The second project is a new data science and translation institute to be built on the Homewood campus that will support next-generation, data-driven research across our university and augment our existing strengths in data science, artificial intelligence, and machine learning found in Whiting, APL, the Bloomberg School of Public Health, Krieger, and the School of Medicine. We will soon start recruiting the first of 80 faculty associated with the institute, as well as 30 new Bloomberg Distinguished Professors who will connect disciplines throughout the university—from biostatistics to computational social sciences, precision medicine to education policy among many others—to the institute. At a moment when the possibilities, as well as the risks, of artificial intelligence and big data are mounting worldwide, this institute will pursue new discoveries in these fields while also grappling with societal and ethical concerns raised by AI. 

And, of course, we ended the summer as we always do by welcoming our newest Blue Jays to campus. This year’s undergraduate class is exceptional and reflects the extraordinary work our admissions team has invested over many years in recruiting one of the most diverse and academically talented student bodies in the nation. We were proud to have the story of these efforts recounted recently in The Washington Post. As I indicated in June, after the Supreme Court rendered its decision in Students for Fair Admissions, we have been working to ensure that our admissions practices fully comply with the court’s new restrictions on the use of race, while honoring our commitment to recruit meritorious students of diverse backgrounds and perspectives, across socio-economic divides, and from around the country and the world.

As you can tell, Hopkins spent its summer “break” well. And there is so much that we are excited about this fall.

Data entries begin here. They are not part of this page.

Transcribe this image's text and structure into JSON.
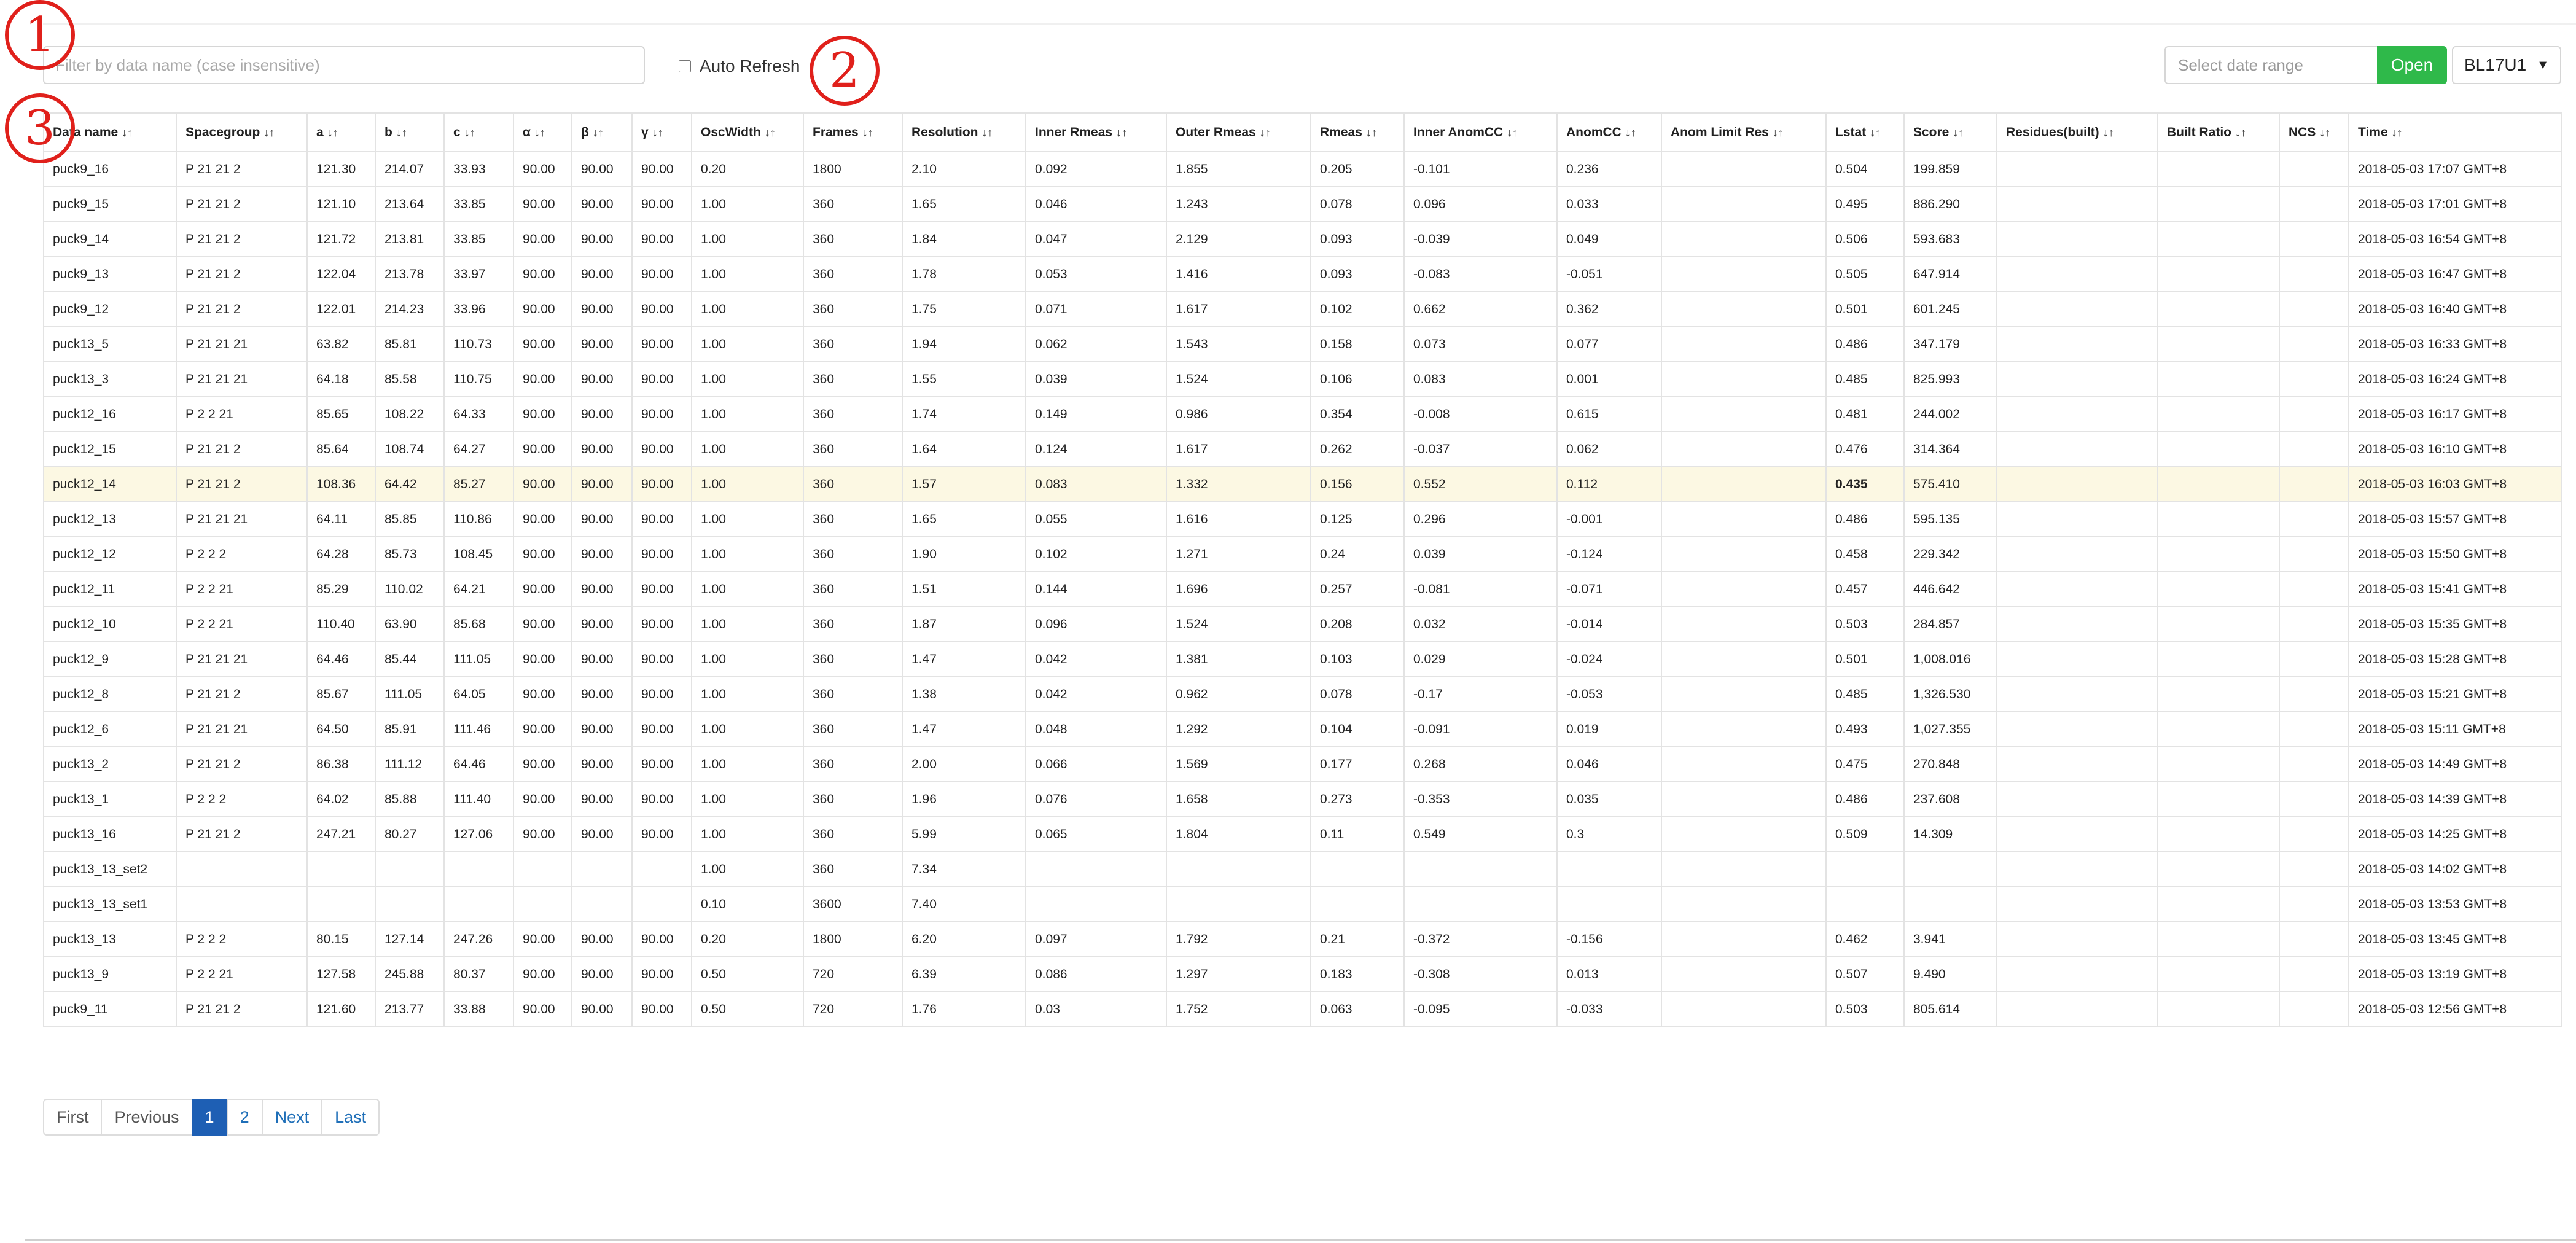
{
  "filter": {
    "placeholder": "Filter by data name (case insensitive)"
  },
  "auto_refresh": {
    "label": "Auto Refresh",
    "checked": false
  },
  "date_range": {
    "placeholder": "Select date range"
  },
  "open_button": {
    "label": "Open"
  },
  "beamline": {
    "selected": "BL17U1"
  },
  "markers": [
    "1",
    "2",
    "3"
  ],
  "colors": {
    "open_button": "#2fb94a",
    "active_page": "#1e5fb4",
    "highlight_row": "#fcf8e3",
    "marker": "#e0201b"
  },
  "table": {
    "sort_icon": "↓↑",
    "columns": [
      "Data name",
      "Spacegroup",
      "a",
      "b",
      "c",
      "α",
      "β",
      "γ",
      "OscWidth",
      "Frames",
      "Resolution",
      "Inner Rmeas",
      "Outer Rmeas",
      "Rmeas",
      "Inner AnomCC",
      "AnomCC",
      "Anom Limit Res",
      "Lstat",
      "Score",
      "Residues(built)",
      "Built Ratio",
      "NCS",
      "Time"
    ],
    "highlight_row": 9,
    "rows": [
      [
        "puck9_16",
        "P 21 21 2",
        "121.30",
        "214.07",
        "33.93",
        "90.00",
        "90.00",
        "90.00",
        "0.20",
        "1800",
        "2.10",
        "0.092",
        "1.855",
        "0.205",
        "-0.101",
        "0.236",
        "",
        "0.504",
        "199.859",
        "",
        "",
        "",
        "2018-05-03 17:07 GMT+8"
      ],
      [
        "puck9_15",
        "P 21 21 2",
        "121.10",
        "213.64",
        "33.85",
        "90.00",
        "90.00",
        "90.00",
        "1.00",
        "360",
        "1.65",
        "0.046",
        "1.243",
        "0.078",
        "0.096",
        "0.033",
        "",
        "0.495",
        "886.290",
        "",
        "",
        "",
        "2018-05-03 17:01 GMT+8"
      ],
      [
        "puck9_14",
        "P 21 21 2",
        "121.72",
        "213.81",
        "33.85",
        "90.00",
        "90.00",
        "90.00",
        "1.00",
        "360",
        "1.84",
        "0.047",
        "2.129",
        "0.093",
        "-0.039",
        "0.049",
        "",
        "0.506",
        "593.683",
        "",
        "",
        "",
        "2018-05-03 16:54 GMT+8"
      ],
      [
        "puck9_13",
        "P 21 21 2",
        "122.04",
        "213.78",
        "33.97",
        "90.00",
        "90.00",
        "90.00",
        "1.00",
        "360",
        "1.78",
        "0.053",
        "1.416",
        "0.093",
        "-0.083",
        "-0.051",
        "",
        "0.505",
        "647.914",
        "",
        "",
        "",
        "2018-05-03 16:47 GMT+8"
      ],
      [
        "puck9_12",
        "P 21 21 2",
        "122.01",
        "214.23",
        "33.96",
        "90.00",
        "90.00",
        "90.00",
        "1.00",
        "360",
        "1.75",
        "0.071",
        "1.617",
        "0.102",
        "0.662",
        "0.362",
        "",
        "0.501",
        "601.245",
        "",
        "",
        "",
        "2018-05-03 16:40 GMT+8"
      ],
      [
        "puck13_5",
        "P 21 21 21",
        "63.82",
        "85.81",
        "110.73",
        "90.00",
        "90.00",
        "90.00",
        "1.00",
        "360",
        "1.94",
        "0.062",
        "1.543",
        "0.158",
        "0.073",
        "0.077",
        "",
        "0.486",
        "347.179",
        "",
        "",
        "",
        "2018-05-03 16:33 GMT+8"
      ],
      [
        "puck13_3",
        "P 21 21 21",
        "64.18",
        "85.58",
        "110.75",
        "90.00",
        "90.00",
        "90.00",
        "1.00",
        "360",
        "1.55",
        "0.039",
        "1.524",
        "0.106",
        "0.083",
        "0.001",
        "",
        "0.485",
        "825.993",
        "",
        "",
        "",
        "2018-05-03 16:24 GMT+8"
      ],
      [
        "puck12_16",
        "P 2 2 21",
        "85.65",
        "108.22",
        "64.33",
        "90.00",
        "90.00",
        "90.00",
        "1.00",
        "360",
        "1.74",
        "0.149",
        "0.986",
        "0.354",
        "-0.008",
        "0.615",
        "",
        "0.481",
        "244.002",
        "",
        "",
        "",
        "2018-05-03 16:17 GMT+8"
      ],
      [
        "puck12_15",
        "P 21 21 2",
        "85.64",
        "108.74",
        "64.27",
        "90.00",
        "90.00",
        "90.00",
        "1.00",
        "360",
        "1.64",
        "0.124",
        "1.617",
        "0.262",
        "-0.037",
        "0.062",
        "",
        "0.476",
        "314.364",
        "",
        "",
        "",
        "2018-05-03 16:10 GMT+8"
      ],
      [
        "puck12_14",
        "P 21 21 2",
        "108.36",
        "64.42",
        "85.27",
        "90.00",
        "90.00",
        "90.00",
        "1.00",
        "360",
        "1.57",
        "0.083",
        "1.332",
        "0.156",
        "0.552",
        "0.112",
        "",
        "0.435",
        "575.410",
        "",
        "",
        "",
        "2018-05-03 16:03 GMT+8"
      ],
      [
        "puck12_13",
        "P 21 21 21",
        "64.11",
        "85.85",
        "110.86",
        "90.00",
        "90.00",
        "90.00",
        "1.00",
        "360",
        "1.65",
        "0.055",
        "1.616",
        "0.125",
        "0.296",
        "-0.001",
        "",
        "0.486",
        "595.135",
        "",
        "",
        "",
        "2018-05-03 15:57 GMT+8"
      ],
      [
        "puck12_12",
        "P 2 2 2",
        "64.28",
        "85.73",
        "108.45",
        "90.00",
        "90.00",
        "90.00",
        "1.00",
        "360",
        "1.90",
        "0.102",
        "1.271",
        "0.24",
        "0.039",
        "-0.124",
        "",
        "0.458",
        "229.342",
        "",
        "",
        "",
        "2018-05-03 15:50 GMT+8"
      ],
      [
        "puck12_11",
        "P 2 2 21",
        "85.29",
        "110.02",
        "64.21",
        "90.00",
        "90.00",
        "90.00",
        "1.00",
        "360",
        "1.51",
        "0.144",
        "1.696",
        "0.257",
        "-0.081",
        "-0.071",
        "",
        "0.457",
        "446.642",
        "",
        "",
        "",
        "2018-05-03 15:41 GMT+8"
      ],
      [
        "puck12_10",
        "P 2 2 21",
        "110.40",
        "63.90",
        "85.68",
        "90.00",
        "90.00",
        "90.00",
        "1.00",
        "360",
        "1.87",
        "0.096",
        "1.524",
        "0.208",
        "0.032",
        "-0.014",
        "",
        "0.503",
        "284.857",
        "",
        "",
        "",
        "2018-05-03 15:35 GMT+8"
      ],
      [
        "puck12_9",
        "P 21 21 21",
        "64.46",
        "85.44",
        "111.05",
        "90.00",
        "90.00",
        "90.00",
        "1.00",
        "360",
        "1.47",
        "0.042",
        "1.381",
        "0.103",
        "0.029",
        "-0.024",
        "",
        "0.501",
        "1,008.016",
        "",
        "",
        "",
        "2018-05-03 15:28 GMT+8"
      ],
      [
        "puck12_8",
        "P 21 21 2",
        "85.67",
        "111.05",
        "64.05",
        "90.00",
        "90.00",
        "90.00",
        "1.00",
        "360",
        "1.38",
        "0.042",
        "0.962",
        "0.078",
        "-0.17",
        "-0.053",
        "",
        "0.485",
        "1,326.530",
        "",
        "",
        "",
        "2018-05-03 15:21 GMT+8"
      ],
      [
        "puck12_6",
        "P 21 21 21",
        "64.50",
        "85.91",
        "111.46",
        "90.00",
        "90.00",
        "90.00",
        "1.00",
        "360",
        "1.47",
        "0.048",
        "1.292",
        "0.104",
        "-0.091",
        "0.019",
        "",
        "0.493",
        "1,027.355",
        "",
        "",
        "",
        "2018-05-03 15:11 GMT+8"
      ],
      [
        "puck13_2",
        "P 21 21 2",
        "86.38",
        "111.12",
        "64.46",
        "90.00",
        "90.00",
        "90.00",
        "1.00",
        "360",
        "2.00",
        "0.066",
        "1.569",
        "0.177",
        "0.268",
        "0.046",
        "",
        "0.475",
        "270.848",
        "",
        "",
        "",
        "2018-05-03 14:49 GMT+8"
      ],
      [
        "puck13_1",
        "P 2 2 2",
        "64.02",
        "85.88",
        "111.40",
        "90.00",
        "90.00",
        "90.00",
        "1.00",
        "360",
        "1.96",
        "0.076",
        "1.658",
        "0.273",
        "-0.353",
        "0.035",
        "",
        "0.486",
        "237.608",
        "",
        "",
        "",
        "2018-05-03 14:39 GMT+8"
      ],
      [
        "puck13_16",
        "P 21 21 2",
        "247.21",
        "80.27",
        "127.06",
        "90.00",
        "90.00",
        "90.00",
        "1.00",
        "360",
        "5.99",
        "0.065",
        "1.804",
        "0.11",
        "0.549",
        "0.3",
        "",
        "0.509",
        "14.309",
        "",
        "",
        "",
        "2018-05-03 14:25 GMT+8"
      ],
      [
        "puck13_13_set2",
        "",
        "",
        "",
        "",
        "",
        "",
        "",
        "1.00",
        "360",
        "7.34",
        "",
        "",
        "",
        "",
        "",
        "",
        "",
        "",
        "",
        "",
        "",
        "2018-05-03 14:02 GMT+8"
      ],
      [
        "puck13_13_set1",
        "",
        "",
        "",
        "",
        "",
        "",
        "",
        "0.10",
        "3600",
        "7.40",
        "",
        "",
        "",
        "",
        "",
        "",
        "",
        "",
        "",
        "",
        "",
        "2018-05-03 13:53 GMT+8"
      ],
      [
        "puck13_13",
        "P 2 2 2",
        "80.15",
        "127.14",
        "247.26",
        "90.00",
        "90.00",
        "90.00",
        "0.20",
        "1800",
        "6.20",
        "0.097",
        "1.792",
        "0.21",
        "-0.372",
        "-0.156",
        "",
        "0.462",
        "3.941",
        "",
        "",
        "",
        "2018-05-03 13:45 GMT+8"
      ],
      [
        "puck13_9",
        "P 2 2 21",
        "127.58",
        "245.88",
        "80.37",
        "90.00",
        "90.00",
        "90.00",
        "0.50",
        "720",
        "6.39",
        "0.086",
        "1.297",
        "0.183",
        "-0.308",
        "0.013",
        "",
        "0.507",
        "9.490",
        "",
        "",
        "",
        "2018-05-03 13:19 GMT+8"
      ],
      [
        "puck9_11",
        "P 21 21 2",
        "121.60",
        "213.77",
        "33.88",
        "90.00",
        "90.00",
        "90.00",
        "0.50",
        "720",
        "1.76",
        "0.03",
        "1.752",
        "0.063",
        "-0.095",
        "-0.033",
        "",
        "0.503",
        "805.614",
        "",
        "",
        "",
        "2018-05-03 12:56 GMT+8"
      ]
    ]
  },
  "pagination": {
    "items": [
      {
        "label": "First",
        "type": "plain"
      },
      {
        "label": "Previous",
        "type": "plain"
      },
      {
        "label": "1",
        "type": "active"
      },
      {
        "label": "2",
        "type": "link"
      },
      {
        "label": "Next",
        "type": "link"
      },
      {
        "label": "Last",
        "type": "link"
      }
    ]
  }
}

We will soon release the final version of our university’s next strategic vision, the Ten for One, which reflects the input of more than 1,200 Hopkins faculty, students, and staff, and that was recently endorsed by our board of trustees.  We are excited about our progress toward the renewal of our undergraduate academic program through the continuing implementation of the recommendations of the Second Commission on Undergraduate Education (CUE2). This fall, for instance, all 859 KSAS first-year students are enrolled in one of our 74 first-year seminars taught by faculty representing every department and program of the school—from the humanities to the sciences—as well as other divisions of the university. 

We also recently established a new Staff Advisory Council that will hold its first full meeting this fall, marking another step in the process of modernizing our university’s governance arrangements, which began with the universitywide Tenure Advisory Committee and the Johns Hopkins University Council (of faculty and deans), and is reflected as well in the new cross-institutional Student Advisory Council. These new institutions are designed to ensure that staff, faculty, and student voices are a regular and critical part of our discussions of Johns Hopkins’ present and future.  

There is so much that is good and exciting happening at our university, and as always, I feel privileged to be able to work with you to advance our great mission.